The news: With the Xbox One launch on Friday and the Playstation 4 already on the market, you have overlooked the looming competition on the horizon: No, not Nintendo, Valve's upcoming new console-PC hybrid, Steam Machines.

Unlike the traditional consoles made by Sony, Microsoft, and Nintendo, which offer a closed gaming and home media environment which isn't very flexible and forces the end user to play by their rules (and prices), the Steam Machine is going for an open environment which encourages consumers to upgrade and modify various parts of the device to increase power and longevity. Valve revolutionized how PC gaming worked with their Steam distribution platform; now they're trying to do the same with gaming consoles.

The device is only in beta with an unknown release date and a distinct lack of information on specifics, but consumers already have a pretty good idea of what the Steam Machine will look like.

What's it got going for it? Well, for one, it comes in a variety of hardware configurations and prices, virtually all of which are expected to be competitive contenders with the Xbox One and Playstation 4 in graphics power. Just check out these specs:

The 300 prototype units will ship with the following components: 

GPU: some units with NVidia Titan, some GTX780, some GTX760, and some GTX660 

CPU: some boxes with Intel : i7-4770, some i5-4570, and some i3 

RAM: 16GB DDR3-1600 (CPU), 3GB DDR5 (GPU) 

Storage: 1TB/8GB Hybrid SSHD 

Power Supply: Internal 450w 80Plus Gold 

Dimensions: approx. 12 x 12.4 x 2.9 in high

In layman's terms, that ranges from more graphics power than either Microsoft or Sony's flagship consoles to much much more graphics power than either of them. (The high-end Titan card retails for a shocking $999 online.)

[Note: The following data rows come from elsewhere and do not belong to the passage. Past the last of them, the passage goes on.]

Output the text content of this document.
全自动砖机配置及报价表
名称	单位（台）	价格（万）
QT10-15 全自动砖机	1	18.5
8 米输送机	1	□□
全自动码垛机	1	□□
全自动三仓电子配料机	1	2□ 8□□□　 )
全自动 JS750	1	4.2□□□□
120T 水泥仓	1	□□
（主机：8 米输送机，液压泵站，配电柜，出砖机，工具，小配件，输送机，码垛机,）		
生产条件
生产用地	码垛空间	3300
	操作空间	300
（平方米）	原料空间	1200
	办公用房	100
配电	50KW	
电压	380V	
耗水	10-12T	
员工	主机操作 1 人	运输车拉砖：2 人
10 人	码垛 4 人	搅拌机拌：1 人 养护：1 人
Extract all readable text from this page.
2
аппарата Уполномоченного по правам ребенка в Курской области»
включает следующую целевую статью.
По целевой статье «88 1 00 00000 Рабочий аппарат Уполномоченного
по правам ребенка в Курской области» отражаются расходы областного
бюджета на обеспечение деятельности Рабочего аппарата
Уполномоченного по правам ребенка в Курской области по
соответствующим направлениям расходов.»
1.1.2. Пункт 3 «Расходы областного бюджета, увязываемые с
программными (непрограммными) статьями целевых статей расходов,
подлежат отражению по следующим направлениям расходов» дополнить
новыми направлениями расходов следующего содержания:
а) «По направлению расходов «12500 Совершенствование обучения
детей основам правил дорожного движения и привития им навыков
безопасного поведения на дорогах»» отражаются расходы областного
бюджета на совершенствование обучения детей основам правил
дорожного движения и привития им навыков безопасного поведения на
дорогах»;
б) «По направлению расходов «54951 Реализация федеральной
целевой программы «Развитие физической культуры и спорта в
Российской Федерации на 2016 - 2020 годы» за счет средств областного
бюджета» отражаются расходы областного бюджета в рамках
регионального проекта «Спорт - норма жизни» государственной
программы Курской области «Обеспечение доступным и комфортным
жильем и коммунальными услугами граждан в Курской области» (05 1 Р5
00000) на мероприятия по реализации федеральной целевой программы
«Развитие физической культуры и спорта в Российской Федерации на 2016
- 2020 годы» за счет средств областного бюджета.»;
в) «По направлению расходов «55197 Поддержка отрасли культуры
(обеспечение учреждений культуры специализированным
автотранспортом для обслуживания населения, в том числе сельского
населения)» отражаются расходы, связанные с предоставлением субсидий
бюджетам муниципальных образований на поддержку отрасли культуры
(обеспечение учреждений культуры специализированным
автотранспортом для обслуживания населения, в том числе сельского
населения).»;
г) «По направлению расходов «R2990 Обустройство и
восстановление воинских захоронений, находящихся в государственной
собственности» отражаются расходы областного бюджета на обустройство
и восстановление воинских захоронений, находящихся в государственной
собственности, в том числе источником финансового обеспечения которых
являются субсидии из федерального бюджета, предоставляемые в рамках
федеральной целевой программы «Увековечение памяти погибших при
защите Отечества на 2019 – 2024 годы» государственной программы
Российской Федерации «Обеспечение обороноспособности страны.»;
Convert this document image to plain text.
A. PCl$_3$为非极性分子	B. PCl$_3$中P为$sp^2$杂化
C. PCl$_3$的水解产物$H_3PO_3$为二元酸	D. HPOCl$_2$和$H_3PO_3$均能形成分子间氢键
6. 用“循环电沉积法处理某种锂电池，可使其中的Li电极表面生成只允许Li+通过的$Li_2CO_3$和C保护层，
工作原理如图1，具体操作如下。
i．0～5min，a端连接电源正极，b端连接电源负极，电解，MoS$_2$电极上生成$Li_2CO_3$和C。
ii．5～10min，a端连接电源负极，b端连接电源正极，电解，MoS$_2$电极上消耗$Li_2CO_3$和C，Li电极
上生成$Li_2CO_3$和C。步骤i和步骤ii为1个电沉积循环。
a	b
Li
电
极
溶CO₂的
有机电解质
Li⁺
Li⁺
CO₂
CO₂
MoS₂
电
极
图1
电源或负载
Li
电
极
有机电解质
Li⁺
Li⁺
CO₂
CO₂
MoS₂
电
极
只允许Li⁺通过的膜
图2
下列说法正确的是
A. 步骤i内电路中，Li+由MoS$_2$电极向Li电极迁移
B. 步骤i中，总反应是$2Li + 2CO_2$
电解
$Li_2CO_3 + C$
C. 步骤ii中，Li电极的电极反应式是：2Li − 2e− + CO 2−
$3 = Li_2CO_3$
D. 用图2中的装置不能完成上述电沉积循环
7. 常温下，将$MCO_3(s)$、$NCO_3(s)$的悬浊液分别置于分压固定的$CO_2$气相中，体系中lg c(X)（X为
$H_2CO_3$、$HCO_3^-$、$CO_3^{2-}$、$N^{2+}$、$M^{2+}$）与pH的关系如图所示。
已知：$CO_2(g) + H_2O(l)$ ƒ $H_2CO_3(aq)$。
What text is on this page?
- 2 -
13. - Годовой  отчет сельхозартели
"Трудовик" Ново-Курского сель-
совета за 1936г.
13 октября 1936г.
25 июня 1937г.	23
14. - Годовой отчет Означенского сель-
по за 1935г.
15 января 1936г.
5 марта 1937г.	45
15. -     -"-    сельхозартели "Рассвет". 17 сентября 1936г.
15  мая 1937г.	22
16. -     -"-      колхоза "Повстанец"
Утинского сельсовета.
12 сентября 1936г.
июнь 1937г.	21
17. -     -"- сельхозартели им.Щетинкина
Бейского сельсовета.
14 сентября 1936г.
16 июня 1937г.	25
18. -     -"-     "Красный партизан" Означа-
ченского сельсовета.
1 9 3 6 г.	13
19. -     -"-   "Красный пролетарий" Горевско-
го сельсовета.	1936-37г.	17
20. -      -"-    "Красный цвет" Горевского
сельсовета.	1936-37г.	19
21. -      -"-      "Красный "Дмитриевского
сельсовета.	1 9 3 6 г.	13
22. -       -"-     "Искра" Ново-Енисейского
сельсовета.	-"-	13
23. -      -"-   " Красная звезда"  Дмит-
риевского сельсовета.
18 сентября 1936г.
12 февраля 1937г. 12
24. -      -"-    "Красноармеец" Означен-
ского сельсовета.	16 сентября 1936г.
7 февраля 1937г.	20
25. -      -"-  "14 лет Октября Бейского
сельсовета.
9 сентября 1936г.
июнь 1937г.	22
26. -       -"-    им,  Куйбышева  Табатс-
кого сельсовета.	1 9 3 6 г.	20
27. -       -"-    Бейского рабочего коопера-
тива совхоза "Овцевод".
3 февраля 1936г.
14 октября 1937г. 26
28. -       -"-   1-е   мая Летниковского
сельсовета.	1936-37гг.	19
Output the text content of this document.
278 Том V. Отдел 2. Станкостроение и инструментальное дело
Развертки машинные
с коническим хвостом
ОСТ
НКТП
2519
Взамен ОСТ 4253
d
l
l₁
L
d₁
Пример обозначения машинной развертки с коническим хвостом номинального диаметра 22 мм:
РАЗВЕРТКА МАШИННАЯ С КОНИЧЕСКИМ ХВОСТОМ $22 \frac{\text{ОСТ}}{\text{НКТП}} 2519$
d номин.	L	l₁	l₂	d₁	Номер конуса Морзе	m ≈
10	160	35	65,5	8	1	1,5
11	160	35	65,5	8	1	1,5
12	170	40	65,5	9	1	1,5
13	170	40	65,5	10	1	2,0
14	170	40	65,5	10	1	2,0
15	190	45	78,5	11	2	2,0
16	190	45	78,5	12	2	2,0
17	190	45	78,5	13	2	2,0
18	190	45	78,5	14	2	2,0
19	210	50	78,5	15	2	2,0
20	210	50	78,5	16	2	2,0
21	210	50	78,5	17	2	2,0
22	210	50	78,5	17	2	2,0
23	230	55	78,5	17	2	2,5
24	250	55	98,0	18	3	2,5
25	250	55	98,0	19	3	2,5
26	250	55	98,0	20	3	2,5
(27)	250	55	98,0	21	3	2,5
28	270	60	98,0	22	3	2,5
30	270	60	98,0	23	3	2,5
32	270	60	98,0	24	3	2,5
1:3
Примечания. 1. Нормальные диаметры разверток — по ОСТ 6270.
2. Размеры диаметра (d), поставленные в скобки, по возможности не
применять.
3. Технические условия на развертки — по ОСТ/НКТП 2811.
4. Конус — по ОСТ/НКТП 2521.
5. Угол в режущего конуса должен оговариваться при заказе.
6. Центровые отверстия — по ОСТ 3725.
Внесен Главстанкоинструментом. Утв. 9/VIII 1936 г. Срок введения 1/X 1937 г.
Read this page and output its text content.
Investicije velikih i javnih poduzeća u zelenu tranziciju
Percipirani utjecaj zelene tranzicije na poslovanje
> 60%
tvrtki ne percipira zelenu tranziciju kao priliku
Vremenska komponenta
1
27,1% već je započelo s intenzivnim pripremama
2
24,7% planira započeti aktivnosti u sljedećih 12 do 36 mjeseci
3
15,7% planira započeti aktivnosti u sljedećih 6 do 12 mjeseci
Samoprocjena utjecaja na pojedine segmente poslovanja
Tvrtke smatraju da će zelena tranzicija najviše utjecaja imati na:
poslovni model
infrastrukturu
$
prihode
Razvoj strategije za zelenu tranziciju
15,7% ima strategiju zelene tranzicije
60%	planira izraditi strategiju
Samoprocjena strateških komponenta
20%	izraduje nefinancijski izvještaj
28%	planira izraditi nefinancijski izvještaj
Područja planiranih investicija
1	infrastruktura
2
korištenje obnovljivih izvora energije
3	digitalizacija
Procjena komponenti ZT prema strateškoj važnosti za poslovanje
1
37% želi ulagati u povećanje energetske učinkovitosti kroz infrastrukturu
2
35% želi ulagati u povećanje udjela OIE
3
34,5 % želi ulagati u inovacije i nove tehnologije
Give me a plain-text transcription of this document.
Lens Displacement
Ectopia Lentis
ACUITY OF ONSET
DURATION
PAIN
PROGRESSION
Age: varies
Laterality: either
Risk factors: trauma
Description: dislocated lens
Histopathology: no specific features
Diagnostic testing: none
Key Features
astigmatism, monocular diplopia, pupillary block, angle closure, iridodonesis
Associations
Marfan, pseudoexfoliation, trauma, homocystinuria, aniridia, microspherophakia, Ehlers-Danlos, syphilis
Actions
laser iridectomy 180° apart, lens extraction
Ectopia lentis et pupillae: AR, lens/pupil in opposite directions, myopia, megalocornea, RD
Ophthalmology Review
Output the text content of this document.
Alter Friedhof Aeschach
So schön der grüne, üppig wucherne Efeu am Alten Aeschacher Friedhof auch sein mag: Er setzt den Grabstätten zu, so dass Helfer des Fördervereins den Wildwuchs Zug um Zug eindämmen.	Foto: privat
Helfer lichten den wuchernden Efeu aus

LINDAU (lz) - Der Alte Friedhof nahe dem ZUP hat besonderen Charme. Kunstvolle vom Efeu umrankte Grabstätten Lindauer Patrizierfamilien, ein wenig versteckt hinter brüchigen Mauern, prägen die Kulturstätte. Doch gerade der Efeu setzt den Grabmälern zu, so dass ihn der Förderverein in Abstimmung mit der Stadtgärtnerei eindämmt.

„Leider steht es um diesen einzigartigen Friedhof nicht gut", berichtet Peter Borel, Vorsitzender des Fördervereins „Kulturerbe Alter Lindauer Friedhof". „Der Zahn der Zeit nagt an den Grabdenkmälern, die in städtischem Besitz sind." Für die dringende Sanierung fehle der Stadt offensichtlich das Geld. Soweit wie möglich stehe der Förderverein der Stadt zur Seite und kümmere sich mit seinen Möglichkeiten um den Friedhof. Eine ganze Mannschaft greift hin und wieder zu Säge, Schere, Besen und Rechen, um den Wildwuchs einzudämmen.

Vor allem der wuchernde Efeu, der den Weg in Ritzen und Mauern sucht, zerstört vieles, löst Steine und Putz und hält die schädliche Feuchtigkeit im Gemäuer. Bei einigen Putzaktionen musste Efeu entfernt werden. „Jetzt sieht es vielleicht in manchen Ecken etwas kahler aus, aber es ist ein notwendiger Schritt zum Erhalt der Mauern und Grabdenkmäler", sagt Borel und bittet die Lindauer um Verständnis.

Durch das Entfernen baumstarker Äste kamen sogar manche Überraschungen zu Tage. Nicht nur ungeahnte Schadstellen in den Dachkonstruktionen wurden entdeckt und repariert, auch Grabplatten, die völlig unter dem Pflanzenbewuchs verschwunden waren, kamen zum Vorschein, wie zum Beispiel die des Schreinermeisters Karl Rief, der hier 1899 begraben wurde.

Plus, it runs a modified Linux distro called SteamOS, meaning it's more like a gaming PC than a console. It's also easily capable of running other operating systems (and Valve in fact encourages end users to do this). With an extensive Linux-compatible library out of the box and a high likelihood that the number of available games will swell dramatically after release, SteamOS is poised to capture a large share of the market. Users would also be able to transfer their entire Steam library over to the new machine with minimal effort, and since it's all digital, play their libraries without worrying about physical discs.

And it's all designed from the ground up to be extremely hackable, meaning extreme users will have endless fun finding new ways to modify everything from the hardware configuration to the controllers.

So what's (potentially) wrong with it? Without a bevy of publishers willing to partner with them, SteamOS users could potentially miss out on exclusives from Xbox, Playstation, and Nintendo.

One major sticking point: the controller. While the new touch-based gamepad looks to combine the comfortable Xbox controller with a traditional keyboard and mouse configuration, it's unclear whether PC gamers used to the latter will be impressed, or whether there's any market for Xbox fans willing to pay significantly more to switch over. While you can probably still hook up a keyboard and mouse to get the extreme control precision PC gamers crave, it's not so clear anyone would want to do that on their living room couch. Forbes' Erik Kain says that "Presumably the idea is for die-hard PC players to want to make the switch from their monitors in their bedrooms to their flat screens in their living rooms," but notes that most PC gamers already have a machine quite capable of competing with the Steam Machine, so no one's really confident why they'd want to switch.

With high-end specs, Valve hasn't announced whether the Steam boxes will be as cheap ($400-$500) as the current next-gen competition, though the current Steam library offers a gigantic amount of games at cut-rate prices, all playing instantly upon download.

On the extreme negative side, here's what ExtremeTech's James Plafke had to say:

"What we have left is an operating system that doesn’t seem to matter much, a controller (lacking the keyboard so important to most PC games) that could easily be worse than a traditional gamepad, and a box of hardware that sounds identical to the PC under your desk, and not the console under your TV. What’s Valve doing?"